At least 161 people were also hospitalized with Gulran disease in Herat province on the Iranian border, said Peter Graaff, resident representative of the U.N. World Health Organization.

A toxic weed called charmak grows in the area and contains chemicals that can cause Gulran disease, according to the WHO.

Graaff said the disease is not new but rare and has killed as many as 10 people in recent weeks.

Abdul Hakim Tamana, the director of the Herat public health department, said Gulran disease “has spread all over” the affected district.

It was unclear exactly how the people became ill. The WHO was sending an epidemiologist to Afghanistan within days to investigate whether wheat or other foods were contaminated and whether people might be eating the weed accidentally or deliberately for flavor, Graaff said.

WHO and Afghan government authorities think that local wheat was tainted with charmak and have taken measures to distribute fresh wheat supplies.

Tests have not been done to check for contamination, and laboratories in the capital, Kabul, were unable to detect the cause of the illness.

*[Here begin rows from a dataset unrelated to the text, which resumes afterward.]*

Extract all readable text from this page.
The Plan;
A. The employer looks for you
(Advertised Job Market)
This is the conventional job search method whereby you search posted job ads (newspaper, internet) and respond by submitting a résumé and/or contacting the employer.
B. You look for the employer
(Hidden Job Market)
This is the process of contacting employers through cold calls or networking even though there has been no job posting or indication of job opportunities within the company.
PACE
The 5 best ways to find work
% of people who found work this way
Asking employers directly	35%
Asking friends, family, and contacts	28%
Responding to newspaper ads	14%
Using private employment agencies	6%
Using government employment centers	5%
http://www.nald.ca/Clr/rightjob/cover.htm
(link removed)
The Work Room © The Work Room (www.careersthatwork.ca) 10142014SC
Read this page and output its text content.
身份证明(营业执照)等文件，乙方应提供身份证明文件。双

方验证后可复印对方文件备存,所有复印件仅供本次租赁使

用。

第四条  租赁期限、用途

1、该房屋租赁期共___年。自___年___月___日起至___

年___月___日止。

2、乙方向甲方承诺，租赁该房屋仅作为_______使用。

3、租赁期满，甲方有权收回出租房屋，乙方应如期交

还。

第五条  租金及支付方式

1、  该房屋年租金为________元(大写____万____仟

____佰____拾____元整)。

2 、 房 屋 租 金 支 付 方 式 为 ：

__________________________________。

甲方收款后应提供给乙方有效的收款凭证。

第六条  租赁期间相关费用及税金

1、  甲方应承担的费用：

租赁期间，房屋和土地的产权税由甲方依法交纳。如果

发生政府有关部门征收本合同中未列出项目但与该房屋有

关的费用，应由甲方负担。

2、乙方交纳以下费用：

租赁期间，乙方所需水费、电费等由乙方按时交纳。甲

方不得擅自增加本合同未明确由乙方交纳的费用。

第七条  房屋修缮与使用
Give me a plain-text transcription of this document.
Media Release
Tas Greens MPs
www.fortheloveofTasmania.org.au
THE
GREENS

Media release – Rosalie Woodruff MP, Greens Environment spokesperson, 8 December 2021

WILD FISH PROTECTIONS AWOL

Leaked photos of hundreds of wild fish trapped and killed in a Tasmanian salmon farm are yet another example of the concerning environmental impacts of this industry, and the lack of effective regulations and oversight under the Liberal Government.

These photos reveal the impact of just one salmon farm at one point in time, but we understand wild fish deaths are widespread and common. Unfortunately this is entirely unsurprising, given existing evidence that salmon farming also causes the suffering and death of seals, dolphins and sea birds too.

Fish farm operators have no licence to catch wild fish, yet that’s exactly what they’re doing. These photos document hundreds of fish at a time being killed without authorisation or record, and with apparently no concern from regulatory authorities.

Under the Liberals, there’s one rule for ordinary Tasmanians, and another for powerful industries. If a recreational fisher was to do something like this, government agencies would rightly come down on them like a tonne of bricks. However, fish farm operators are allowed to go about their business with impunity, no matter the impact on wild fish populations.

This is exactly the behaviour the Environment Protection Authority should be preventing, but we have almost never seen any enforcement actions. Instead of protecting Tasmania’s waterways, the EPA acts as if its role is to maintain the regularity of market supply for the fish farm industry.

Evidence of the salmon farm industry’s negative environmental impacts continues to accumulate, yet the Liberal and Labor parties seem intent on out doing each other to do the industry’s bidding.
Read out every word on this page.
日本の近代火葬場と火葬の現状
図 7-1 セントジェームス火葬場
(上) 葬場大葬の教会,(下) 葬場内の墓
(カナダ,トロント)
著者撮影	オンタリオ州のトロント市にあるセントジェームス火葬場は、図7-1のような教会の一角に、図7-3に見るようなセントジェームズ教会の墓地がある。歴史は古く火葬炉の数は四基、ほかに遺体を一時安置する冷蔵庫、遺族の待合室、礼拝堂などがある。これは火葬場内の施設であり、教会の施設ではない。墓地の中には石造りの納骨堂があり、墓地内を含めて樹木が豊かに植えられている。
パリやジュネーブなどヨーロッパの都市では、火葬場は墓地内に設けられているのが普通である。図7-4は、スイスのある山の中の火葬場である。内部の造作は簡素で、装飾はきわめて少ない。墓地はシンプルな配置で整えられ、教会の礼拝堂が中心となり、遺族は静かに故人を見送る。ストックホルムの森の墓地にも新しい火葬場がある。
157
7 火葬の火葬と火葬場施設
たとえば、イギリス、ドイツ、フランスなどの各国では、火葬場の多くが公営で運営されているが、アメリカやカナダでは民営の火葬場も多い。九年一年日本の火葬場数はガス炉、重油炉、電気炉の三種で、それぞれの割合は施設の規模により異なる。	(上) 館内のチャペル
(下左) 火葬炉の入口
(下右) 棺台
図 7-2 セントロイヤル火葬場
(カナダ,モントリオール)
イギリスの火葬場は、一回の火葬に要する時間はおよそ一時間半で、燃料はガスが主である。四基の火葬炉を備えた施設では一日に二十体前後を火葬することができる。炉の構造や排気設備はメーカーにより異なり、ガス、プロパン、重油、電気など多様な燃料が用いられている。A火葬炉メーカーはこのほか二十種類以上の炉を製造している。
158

“Maybe the flour they have is contaminated,” Graaff said. “Is it the wheat that is contaminated, or do people eat it deliberately to add to the taste? Or other food products might be contaminated.”

The Afghan Red Crescent Society received $14,000 to buy new wheat to replace suspect supplies in the district as a precautionary measure, said Graziella Leite Piccolo, a spokeswoman for the International Committee of the Red Cross in Kabul.

Tamana said that Gulran disease has affected people in the area for the past 40 years and that several people died from it in 1999 and 2001.